第27回
■茶室の設計■
茶室というのは当然、ただ茶事を行うところであって見せるためのものでもなくて、炉が切ってあるだけの部屋ではありません。
つまり亭主にとってもお客様にとっても茶事を行いやすく、使いやすく、気持ちよく過ごせる空間でなければないません。
ということは他の部屋、スペースとの関係もとても重要になってきます。
住宅の中にある部屋なのか、独立した草庵茶室なのかなどによって多少の違いがありますが、主客の基本的動線は変わりません。
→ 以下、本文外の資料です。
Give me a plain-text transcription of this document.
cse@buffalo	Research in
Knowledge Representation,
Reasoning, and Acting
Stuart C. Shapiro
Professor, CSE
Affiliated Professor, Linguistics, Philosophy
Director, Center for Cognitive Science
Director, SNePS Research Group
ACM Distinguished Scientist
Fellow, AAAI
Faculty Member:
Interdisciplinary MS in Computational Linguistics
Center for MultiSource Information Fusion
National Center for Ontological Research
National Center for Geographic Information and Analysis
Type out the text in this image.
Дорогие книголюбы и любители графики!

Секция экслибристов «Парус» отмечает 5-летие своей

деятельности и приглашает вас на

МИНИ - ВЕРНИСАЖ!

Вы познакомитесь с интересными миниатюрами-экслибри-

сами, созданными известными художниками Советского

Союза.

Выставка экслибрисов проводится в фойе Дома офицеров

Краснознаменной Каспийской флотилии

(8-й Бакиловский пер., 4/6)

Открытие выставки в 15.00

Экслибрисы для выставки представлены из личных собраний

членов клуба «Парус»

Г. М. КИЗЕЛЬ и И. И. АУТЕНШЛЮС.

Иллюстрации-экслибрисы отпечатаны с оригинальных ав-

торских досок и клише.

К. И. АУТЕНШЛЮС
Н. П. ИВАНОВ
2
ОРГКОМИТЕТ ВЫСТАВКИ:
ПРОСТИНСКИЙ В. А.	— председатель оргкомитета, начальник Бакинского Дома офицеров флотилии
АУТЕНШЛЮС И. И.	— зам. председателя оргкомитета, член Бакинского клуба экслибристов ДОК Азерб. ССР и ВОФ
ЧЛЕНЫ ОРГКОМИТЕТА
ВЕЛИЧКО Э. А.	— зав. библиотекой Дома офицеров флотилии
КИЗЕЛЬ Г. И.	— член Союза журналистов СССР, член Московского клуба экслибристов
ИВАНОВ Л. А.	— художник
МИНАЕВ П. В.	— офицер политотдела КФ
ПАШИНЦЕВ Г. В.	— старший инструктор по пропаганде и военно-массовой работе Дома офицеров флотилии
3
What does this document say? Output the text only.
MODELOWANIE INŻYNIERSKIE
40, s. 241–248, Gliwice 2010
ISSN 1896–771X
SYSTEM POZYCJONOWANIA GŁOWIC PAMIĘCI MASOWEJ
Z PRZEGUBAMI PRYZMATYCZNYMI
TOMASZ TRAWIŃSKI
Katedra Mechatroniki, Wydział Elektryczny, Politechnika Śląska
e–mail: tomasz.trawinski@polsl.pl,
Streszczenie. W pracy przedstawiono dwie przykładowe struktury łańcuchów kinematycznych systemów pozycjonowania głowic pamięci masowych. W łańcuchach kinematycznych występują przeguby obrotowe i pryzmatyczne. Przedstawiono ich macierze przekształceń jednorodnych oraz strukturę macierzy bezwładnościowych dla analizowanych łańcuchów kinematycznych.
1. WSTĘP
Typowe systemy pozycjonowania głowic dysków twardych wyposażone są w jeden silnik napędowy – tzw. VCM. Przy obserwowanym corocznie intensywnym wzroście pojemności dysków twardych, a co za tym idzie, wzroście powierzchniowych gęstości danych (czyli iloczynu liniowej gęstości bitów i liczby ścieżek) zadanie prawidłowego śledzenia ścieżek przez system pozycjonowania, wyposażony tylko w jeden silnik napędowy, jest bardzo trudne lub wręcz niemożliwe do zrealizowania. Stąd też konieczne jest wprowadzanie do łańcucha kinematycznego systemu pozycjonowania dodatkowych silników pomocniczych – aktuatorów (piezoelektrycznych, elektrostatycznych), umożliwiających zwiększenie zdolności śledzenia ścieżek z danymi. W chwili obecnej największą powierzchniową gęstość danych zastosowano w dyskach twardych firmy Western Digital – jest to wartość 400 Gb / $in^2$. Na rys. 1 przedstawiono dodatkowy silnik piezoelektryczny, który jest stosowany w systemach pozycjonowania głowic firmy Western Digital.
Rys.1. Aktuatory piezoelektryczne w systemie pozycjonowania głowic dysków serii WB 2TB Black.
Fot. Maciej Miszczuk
でも一般には、茶室でお茶を飲むことだけが茶会だと思っている人がスゴク多いのです。
実は茶事のほんの一部にしかすぎないのです。ここを勘違いすると全く使えない茶室設計をスタートさせてしまいます。
茶事の流れを知らないと設計できないのです。
茶室とはお点前をおする部屋ではなくて、周囲のスペースや働きを考えた全体をいいます。
皆さんもどこかの場所をお借りして一度茶事を体験されてみてください。
きっと今までと違った茶室空間というものを意識することができるでしょう。
それこそがよりよい茶室を設計する第一歩なのです。
(現在の住宅事情やスペースに合わせてある程度省略したり、まとめたりできますので安心してご相談下さい。)
実際にお茶に接していない人には決して本当の意味での茶室の設計ができないのです。
茶事をよく理解している設計者は、どのようなところから考え始めても、全体として使いやすい茶室を設計できます。